Some also believe sustainable investing is a fad. Sustainable investing continues to become more mainstream, and we expect that the incorporation of ESG data into investment decision-making will become the standard in the next few years – at the minimum, as a potential risk indicator. We already see an increasing number of jurisdictions mandating ESG disclosures and the consideration of sustainability related risks in the investment process.
Magnenat: The rapid growth of ESG products over the last few years has led to rising confusion among the different types of approaches and methodologies, increasing the risk of greenwashing on the supply side and of future disappointment on the demand side. As with any other investments, private investors need to understand what they are buying and align their choices of providers and products with their own preferences and convictions in terms of sustainability.
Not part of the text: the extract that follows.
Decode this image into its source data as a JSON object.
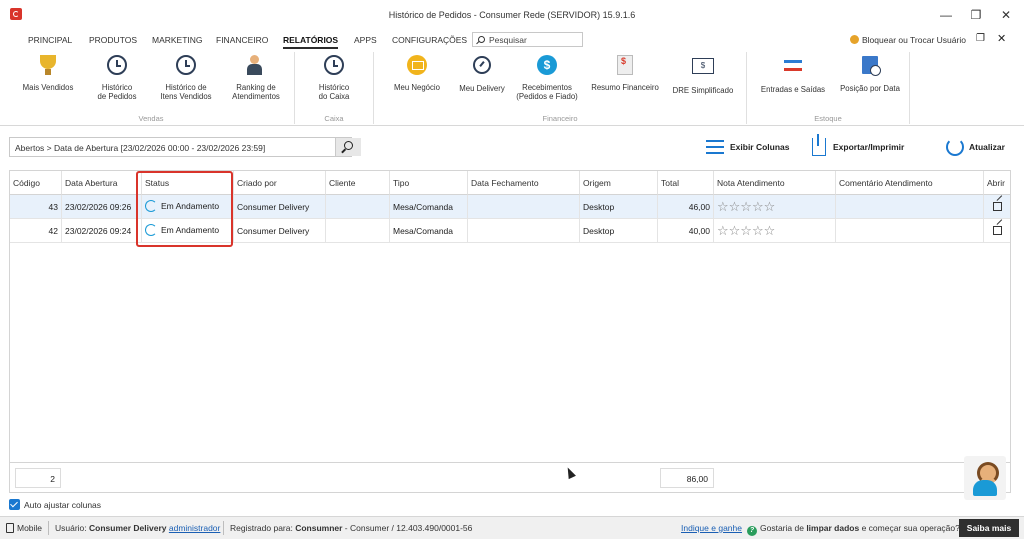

Most ESG products today are still based on subjective scoring methods. Slightly more advanced strategies are relying on more factual impact metrics, such as carbon footprint, water consumption, etc, but still have large discrepancies in the scope measured and little-to-no predictive power in terms of future trajectories. Only very few providers, including Lombard Odier, propose methodologies relying on science-based frameworks to analyse the “temperature trajectory” for individual companies. We hope this will be increasingly adopted across the industry.
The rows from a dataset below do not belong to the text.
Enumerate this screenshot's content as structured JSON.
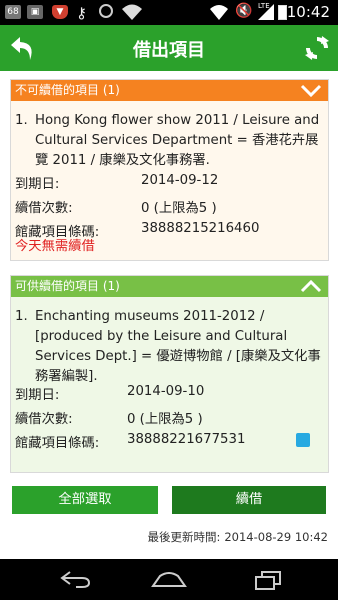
{
  "status_bar": {
    "badge": "68",
    "time": "10:42",
    "network": "LTE"
  },
  "header": {
    "title": "借出項目"
  },
  "non_renewable": {
    "heading": "不可續借的項目 (1)",
    "items": [
      {
        "index": "1.",
        "title": "Hong Kong flower show 2011 / Leisure and Cultural Services Department = 香港花卉展覽 2011 / 康樂及文化事務署.",
        "due_label": "到期日:",
        "due_value": "2014-09-12",
        "renew_label": "續借次數:",
        "renew_value": "0 (上限為5 )",
        "barcode_label": "館藏項目條碼:",
        "barcode_value": "38888215216460",
        "note": "今天無需續借"
      }
    ]
  },
  "renewable": {
    "heading": "可供續借的項目 (1)",
    "items": [
      {
        "index": "1.",
        "title": "Enchanting museums 2011-2012 / [produced by the Leisure and Cultural Services Dept.] = 優遊博物館 / [康樂及文化事務署編製].",
        "due_label": "到期日:",
        "due_value": "2014-09-10",
        "renew_label": "續借次數:",
        "renew_value": "0 (上限為5 )",
        "barcode_label": "館藏項目條碼:",
        "barcode_value": "38888221677531"
      }
    ]
  },
  "buttons": {
    "select_all": "全部選取",
    "renew": "續借"
  },
  "last_updated": {
    "label": "最後更新時間:",
    "value": "2014-08-29 10:42"
  },
  "colors": {
    "header_green": "#2ba12b",
    "orange_section": "#f58220",
    "green_section": "#78c046",
    "renew_button": "#1e7a1e",
    "alert_red": "#e02020",
    "checkbox_blue": "#27a9e1"
  }
}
Jimmy Lee: For capital markets to play a more significant role in driving focus on ESG issues, we need high-quality data that is globally comparable. This will drive greater standardisation of ESG reporting. In time, ESG reporting will be the norm rather than the exception, and maybe even mandatory, globally.
With an increasing demand for sustainable and impact investing products, “greenwashing” and “impact washing” have become potential risks. Bank Julius Baer has defined a set of concrete sustainability criteria for “sustainable” or “impact investing” investment solutions across asset classes. The methodology is closely monitored to ensure compliance with the changing regulatory environment and alignment with best practices.
We are continuously working on the implementation of regulatory technical standards and with these measures in place. We strive to provide our clients with transparency on the sustainability and impact ambition of our solutions and services to enable them to make informed choices.
Tee: With time, the ESG conversation has become less about reducing risk and more about finding the right opportunities for investing in the future we would like to see. Private clients are increasingly interested in solutions to climate change, sustainable agriculture, responsible consumption and circular economy.
Investing in ESG is also about no longer investing in silos. We have moved from investing in ESG, despite lower returns, to recognising that investors do not need to sacrifice returns to invest sustainably or responsibly. Now, we are beginning to appreciate the changing performance dynamics mainly around a few areas, such as how ESG investing offers downside protection, and how financial performance due to ESG improves over longer time horizons.
We should also highlight that sustainable and responsible investing is not just about negative screening. ESG integration as an investment strategy performed better than negative screening approaches. It is also not just disclosing without strategy – ESG disclosure without an accompanying strategy does not drive financial performance.